Kathryn Dayak, the show’s brilliant music editor, has singled out this moment as her personal favorite. “If I do nothing else for the rest of my life,” Dayak told the Kansas City Star, “I'll always have that: getting a solo piano piece by Webern into the show.” Is this the same Kathryn Dayak who is the timpanist of the Santa Barbara Chamber Orchestra? Let's hope she gets to run amok in the final season — perhaps Tony will graduate from Rommel documentaries on the History Channel to Richard Strauss' Metamorphosen. There’s much else to be said about music on The Sopranos— the way obscure or mediocre songs carry an emotional weight that more famous ones could not — but I’ll leave it to whoever’s researching the inevitable musicology dissertation on the topic. And I hope someone's writing a suitable Requiem for Adriana, bless her soul.

Das Lied von der Brad

67Over the weekend I saw the new Wolfgang Petersen picture, Troy. (I always liked that old Spy magazine piece in which someone went round to movie theaters asking for tickets to “the Ivan Reitman picture” and “the film by Chris Columbus,” getting blank stares from the cashiers.) A few minutes in, I experienced a tingling sensation of déjà vu. Where had I heard this music before? Where had I heard music borrowed in this way before? Soon enough, it hit me: I was listening to another omnivorous musical collage by James Horner, the artist of Titanic. This most stylistically codependent of Hollywood composers is once again up to his old tricks. The principal Bradmotif derives from the finale of Shostakovich’s Fifth Symphony. The Greeks’ march on Troy played out to the first few bars of Prokofiev's “Battle on the Ice” from Alexander Nevsky. The Trojans parade to pealing fanfares from the Sanctus of Britten’s War Requiem. [Postscript: A reader points out that the Vaughan Williams Tallis Fantasia becomes a Josh Groban song during the closing credits. I fled a little too quickly to notice this.]

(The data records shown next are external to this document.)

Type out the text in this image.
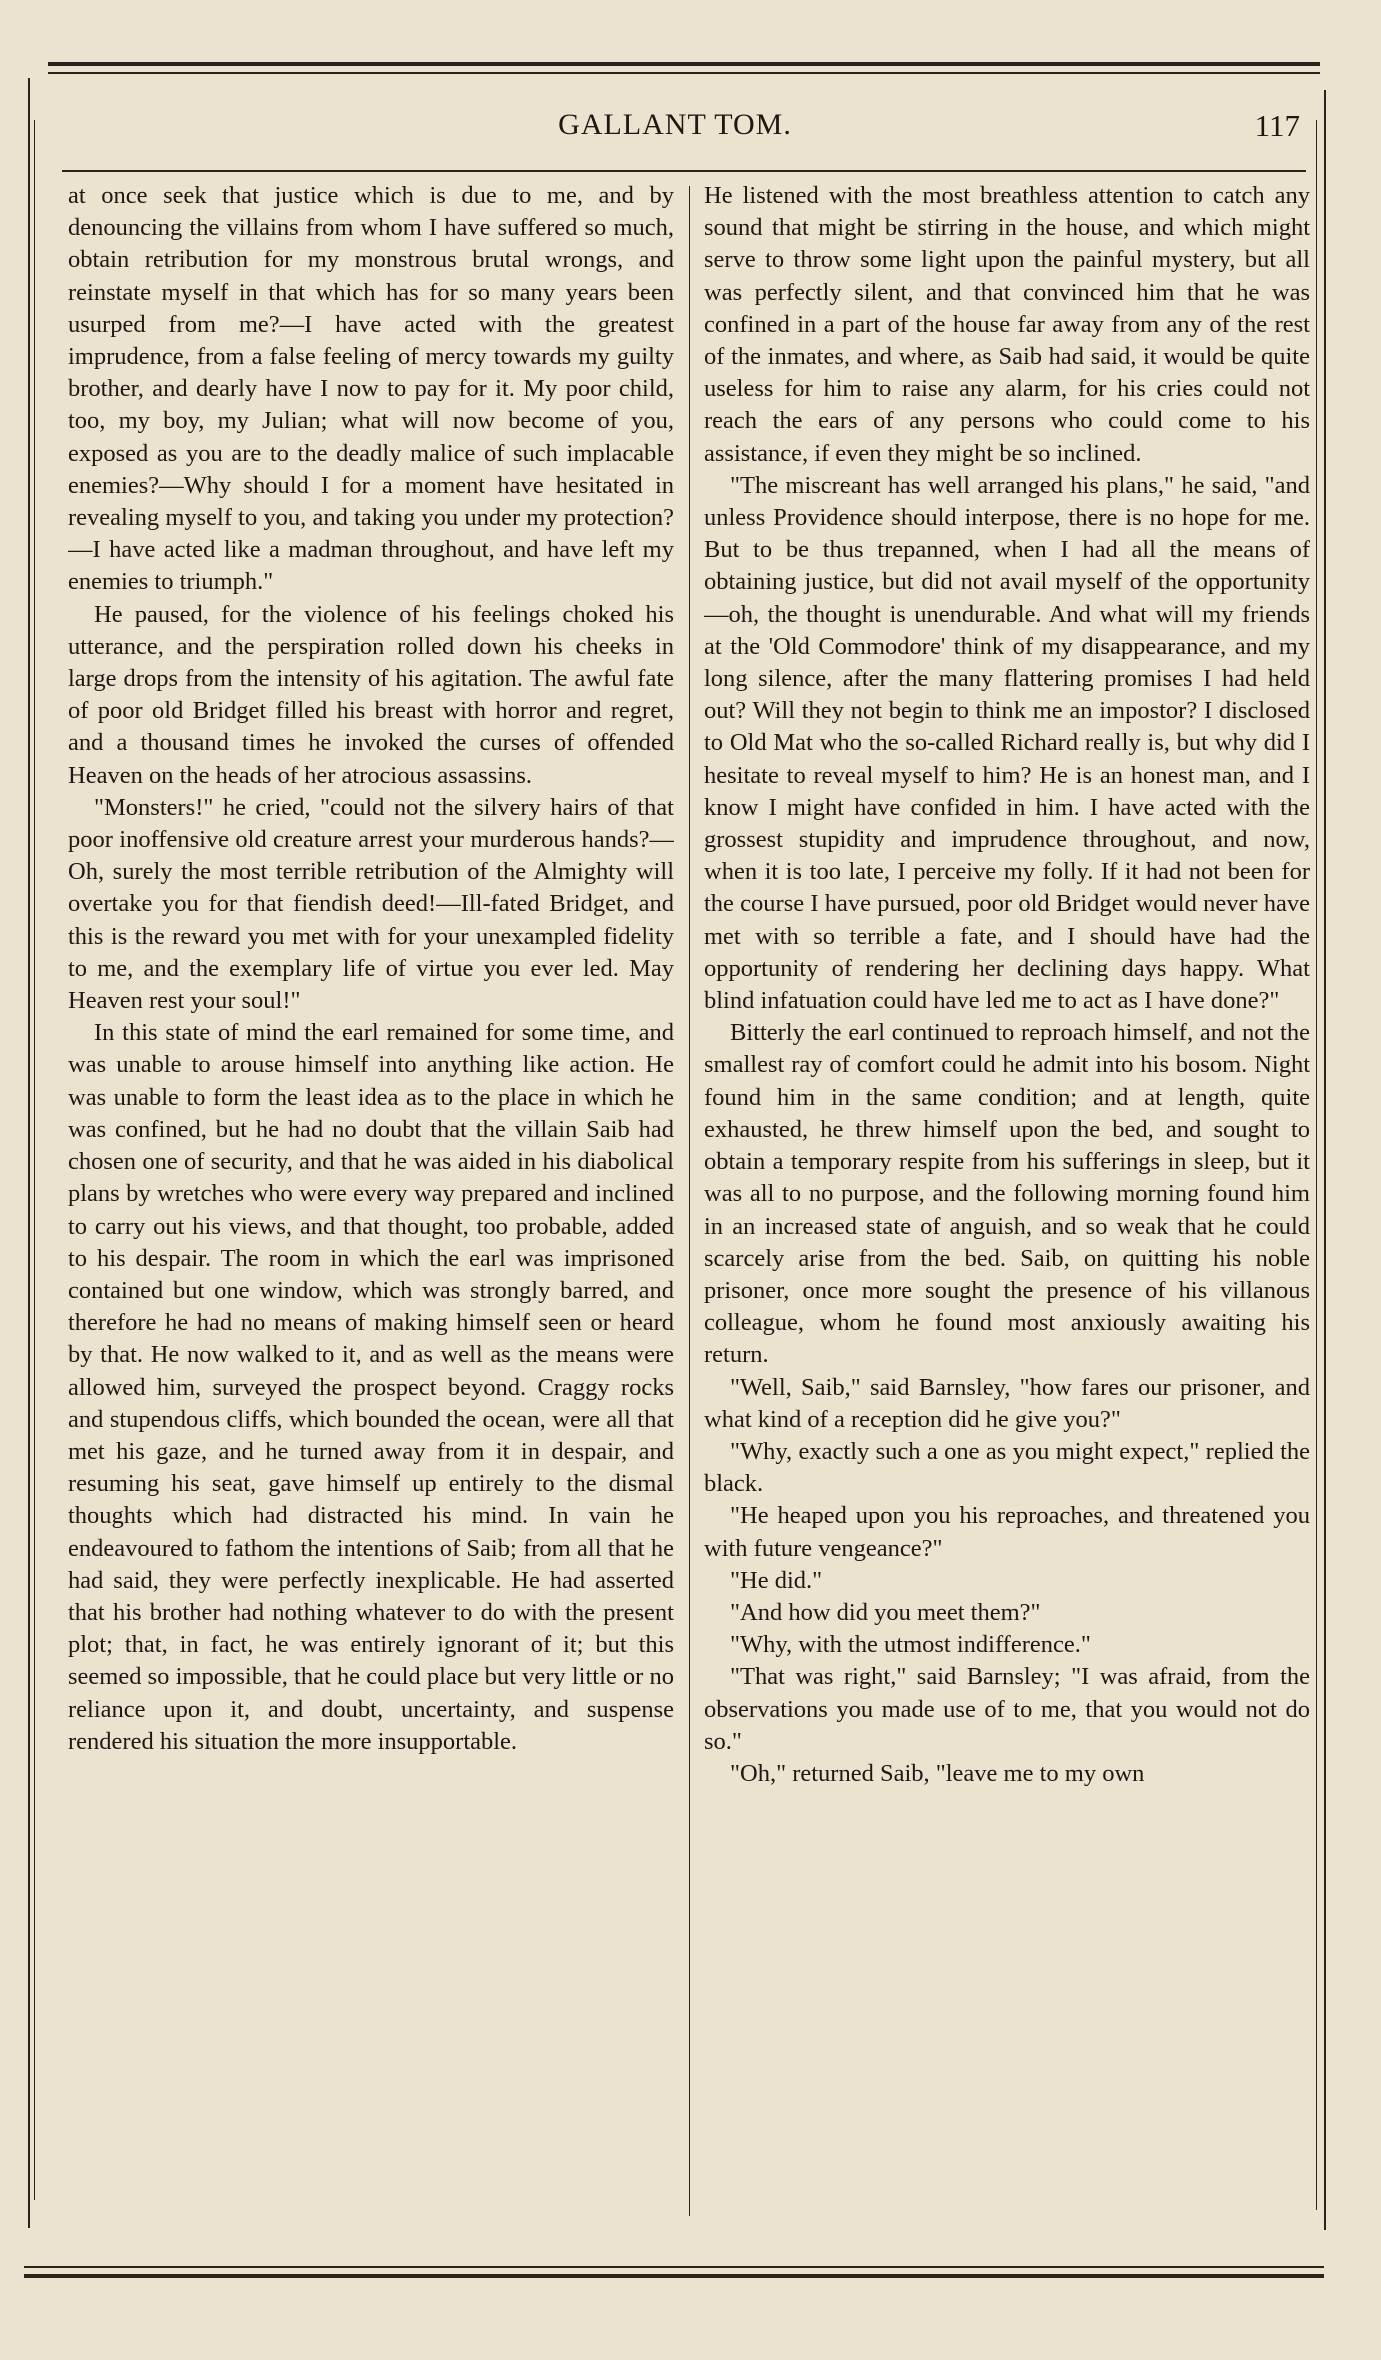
GALLANT TOM.	117

at once seek that justice which is due to me, and by denouncing the villains from whom I have suffered so much, obtain retribution for my monstrous brutal wrongs, and reinstate myself in that which has for so many years been usurped from me?—I have acted with the greatest imprudence, from a false feeling of mercy towards my guilty brother, and dearly have I now to pay for it. My poor child, too, my boy, my Julian; what will now become of you, exposed as you are to the deadly malice of such implacable enemies?—Why should I for a moment have hesitated in revealing myself to you, and taking you under my protection?—I have acted like a madman throughout, and have left my enemies to triumph."

He paused, for the violence of his feelings choked his utterance, and the perspiration rolled down his cheeks in large drops from the intensity of his agitation. The awful fate of poor old Bridget filled his breast with horror and regret, and a thousand times he invoked the curses of offended Heaven on the heads of her atrocious assassins.

"Monsters!" he cried, "could not the silvery hairs of that poor inoffensive old creature arrest your murderous hands?—Oh, surely the most terrible retribution of the Almighty will overtake you for that fiendish deed!—Ill-fated Bridget, and this is the reward you met with for your unexampled fidelity to me, and the exemplary life of virtue you ever led. May Heaven rest your soul!"

In this state of mind the earl remained for some time, and was unable to arouse himself into anything like action. He was unable to form the least idea as to the place in which he was confined, but he had no doubt that the villain Saib had chosen one of security, and that he was aided in his diabolical plans by wretches who were every way prepared and inclined to carry out his views, and that thought, too probable, added to his despair. The room in which the earl was imprisoned contained but one window, which was strongly barred, and therefore he had no means of making himself seen or heard by that. He now walked to it, and as well as the means were allowed him, surveyed the prospect beyond. Craggy rocks and stupendous cliffs, which bounded the ocean, were all that met his gaze, and he turned away from it in despair, and resuming his seat, gave himself up entirely to the dismal thoughts which had distracted his mind. In vain he endeavoured to fathom the intentions of Saib; from all that he had said, they were perfectly inexplicable. He had asserted that his brother had nothing whatever to do with the present plot; that, in fact, he was entirely ignorant of it; but this seemed so impossible, that he could place but very little or no reliance upon it, and doubt, uncertainty, and suspense rendered his situation the more insupportable.

He listened with the most breathless attention to catch any sound that might be stirring in the house, and which might serve to throw some light upon the painful mystery, but all was perfectly silent, and that convinced him that he was confined in a part of the house far away from any of the rest of the inmates, and where, as Saib had said, it would be quite useless for him to raise any alarm, for his cries could not reach the ears of any persons who could come to his assistance, if even they might be so inclined.

"The miscreant has well arranged his plans," he said, "and unless Providence should interpose, there is no hope for me. But to be thus trepanned, when I had all the means of obtaining justice, but did not avail myself of the opportunity—oh, the thought is unendurable. And what will my friends at the 'Old Commodore' think of my disappearance, and my long silence, after the many flattering promises I had held out? Will they not begin to think me an impostor? I disclosed to Old Mat who the so-called Richard really is, but why did I hesitate to reveal myself to him? He is an honest man, and I know I might have confided in him. I have acted with the grossest stupidity and imprudence throughout, and now, when it is too late, I perceive my folly. If it had not been for the course I have pursued, poor old Bridget would never have met with so terrible a fate, and I should have had the opportunity of rendering her declining days happy. What blind infatuation could have led me to act as I have done?"

Bitterly the earl continued to reproach himself, and not the smallest ray of comfort could he admit into his bosom. Night found him in the same condition; and at length, quite exhausted, he threw himself upon the bed, and sought to obtain a temporary respite from his sufferings in sleep, but it was all to no purpose, and the following morning found him in an increased state of anguish, and so weak that he could scarcely arise from the bed. Saib, on quitting his noble prisoner, once more sought the presence of his villanous colleague, whom he found most anxiously awaiting his return.

"Well, Saib," said Barnsley, "how fares our prisoner, and what kind of a reception did he give you?"

"Why, exactly such a one as you might expect," replied the black.

"He heaped upon you his reproaches, and threatened you with future vengeance?"

"He did."

"And how did you meet them?"

"Why, with the utmost indifference."

"That was right," said Barnsley; "I was afraid, from the observations you made use of to me, that you would not do so."

"Oh," returned Saib, "leave me to my own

There are two possible interpretive approaches to this challenging opus. One is that Horner is presenting us with a kind of musical meta-narrative of deconstructive requotation—a postmodern tour-de-force on par with the Pierre Menard Don Quixote. Notice the emphasis on Shostakovich and Prokofiev, two composers who served unwillingly as mouthpieces for totalitarian terror. We are being told that the hero Achilles has let himself become a figurehead for the tyrannical Agamemnon. The citation of Britten, meanwhile, is a sly acknowledgement of the story’s homoerotic subtext, which was evidently omitted for fear of persecution by the Bush regime. Thus, music becomes what Theodor W. Adorno might call a negative dialectic of original unoriginality, allowing the seeming banality of impoverished invention to serve as a vessel for the lamentations of the outcast. By reducing other people's masterworks to cheap ditties, Horner shakes his fist at the suffocating weight of bourgeois culture. In the absence of an individual voice, we are given to perceive the destruction of individuality itself.

That’s one explanation. The other is that the man is a hack.